CAPSULE: Hell or High Water (2016, Dir. David Mackenzie)

Living next to a professor of politics means I am constantly reminded that the populist right-wing mindset in the U.S. is unfathomable to someone like me. My ranting about Donald Trump's inadequacy as a leader/human being is invariably met with the assertion that neither logic nor common sense can enter into my assessments if the red states are involved; it's all about emotion and circumstance in the "wild west".

David Mackenzie's timely overlay of this contemporary political rubric on the traditional western goes some way towards making the modern political landscape comprehensible. Hell or High Water, with its anti-heroes fighting for financial security against the banks who threaten their family's inheritance presents an absorbing, if romanticised, portrait of Southerners and their defiance of all things that threaten their precious self-determination. I can see this crew voting for Trump and believing they're in the right.

And I couldn't hate them for it. Ben Forster and Chris Pine's bank robber brothers, Tanner and Toby Howard, are that likable. They're rough around the edges and not the most eloquent when it comes to their establishment-trumping master plan, but their moral code is unambiguously laid out and their willingness to sacrifice themselves for their own is eagerly lionised. Their lovable rogue status is established early in the piece and carried through with bad boy charm.

That brings with it the usual law-abiding counterpoint and Jeff Bridges' verge-of-retirement sheriff, Marcus Hamilton, delivers with caustic charisma. He's a doggedly matter of fact type, sidekicked by his Native American partner, Alberto Parker (Gil Birmingham). The two share a lackadaisical approach to law enforcement and race relations. The latter borders on offensive but for the fact that Mackenzie doles out suitable shade from those that surround Hamilton and that his relationship with Parker is clearly co-dependent.
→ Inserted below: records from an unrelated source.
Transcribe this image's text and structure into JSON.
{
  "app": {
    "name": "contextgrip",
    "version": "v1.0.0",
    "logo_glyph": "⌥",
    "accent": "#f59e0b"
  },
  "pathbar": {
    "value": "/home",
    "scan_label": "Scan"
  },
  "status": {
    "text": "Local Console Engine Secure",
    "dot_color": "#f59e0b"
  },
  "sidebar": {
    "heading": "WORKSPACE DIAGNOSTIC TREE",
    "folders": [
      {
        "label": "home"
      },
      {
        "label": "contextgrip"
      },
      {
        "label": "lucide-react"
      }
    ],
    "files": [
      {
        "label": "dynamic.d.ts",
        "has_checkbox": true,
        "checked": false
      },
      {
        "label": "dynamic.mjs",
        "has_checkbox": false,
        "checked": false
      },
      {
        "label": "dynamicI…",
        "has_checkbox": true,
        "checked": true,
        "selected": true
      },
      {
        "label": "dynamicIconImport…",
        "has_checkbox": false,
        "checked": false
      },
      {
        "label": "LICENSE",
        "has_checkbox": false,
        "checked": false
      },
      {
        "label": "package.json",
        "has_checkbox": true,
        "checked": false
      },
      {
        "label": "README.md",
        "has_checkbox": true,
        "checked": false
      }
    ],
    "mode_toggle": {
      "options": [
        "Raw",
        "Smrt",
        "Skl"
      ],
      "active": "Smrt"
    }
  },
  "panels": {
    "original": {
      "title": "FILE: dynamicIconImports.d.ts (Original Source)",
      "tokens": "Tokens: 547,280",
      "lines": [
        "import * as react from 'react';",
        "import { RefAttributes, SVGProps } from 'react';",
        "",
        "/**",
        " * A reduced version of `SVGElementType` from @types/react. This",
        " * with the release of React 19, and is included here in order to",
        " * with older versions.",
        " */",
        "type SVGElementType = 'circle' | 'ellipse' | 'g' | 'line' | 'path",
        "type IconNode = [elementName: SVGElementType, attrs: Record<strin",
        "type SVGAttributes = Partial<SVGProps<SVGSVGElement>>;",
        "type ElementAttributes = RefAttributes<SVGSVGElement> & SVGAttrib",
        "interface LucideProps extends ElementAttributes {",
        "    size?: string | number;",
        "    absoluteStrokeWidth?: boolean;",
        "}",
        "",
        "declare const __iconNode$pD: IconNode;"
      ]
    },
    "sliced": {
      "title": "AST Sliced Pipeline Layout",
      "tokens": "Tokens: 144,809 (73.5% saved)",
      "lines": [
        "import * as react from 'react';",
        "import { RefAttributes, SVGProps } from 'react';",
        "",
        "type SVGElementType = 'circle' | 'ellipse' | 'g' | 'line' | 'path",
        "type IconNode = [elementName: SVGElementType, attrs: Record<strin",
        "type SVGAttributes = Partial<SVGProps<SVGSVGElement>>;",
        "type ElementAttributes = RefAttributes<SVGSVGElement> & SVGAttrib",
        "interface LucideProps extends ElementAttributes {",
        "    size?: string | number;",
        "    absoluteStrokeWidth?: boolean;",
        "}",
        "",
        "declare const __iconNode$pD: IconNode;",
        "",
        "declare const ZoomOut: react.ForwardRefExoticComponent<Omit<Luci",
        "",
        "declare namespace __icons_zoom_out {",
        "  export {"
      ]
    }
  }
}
Mackenzie's screenwriter, Taylor Sheridan (who previously ponied up with the script for Sicario), doesn't so much succeed in getting inside the Southern mindset, as celebrate its dogged irascibility, but the end result is evocative nonetheless. He still has an issue with women (Dale Dickey is excellent as Toby's ex-wife but the role is minimal), though the film's focus is probably not going to see that called out at any length. This is a man-provider deal and its sympathies are allocated accordingly.

The man-do-good, man-do-bad divide is well hooked, though, and Mackenzie and Sheridan give generous space to both vantage points. They barely giving either pair a line of sight on the other, something that favourably recalls the Coen's No Country for Old Men, and both pairs' internal dramas are rich with ambiguity. This leaves Hell or High Water compelling on a character level and involving in its action - something that has been in short supply of late.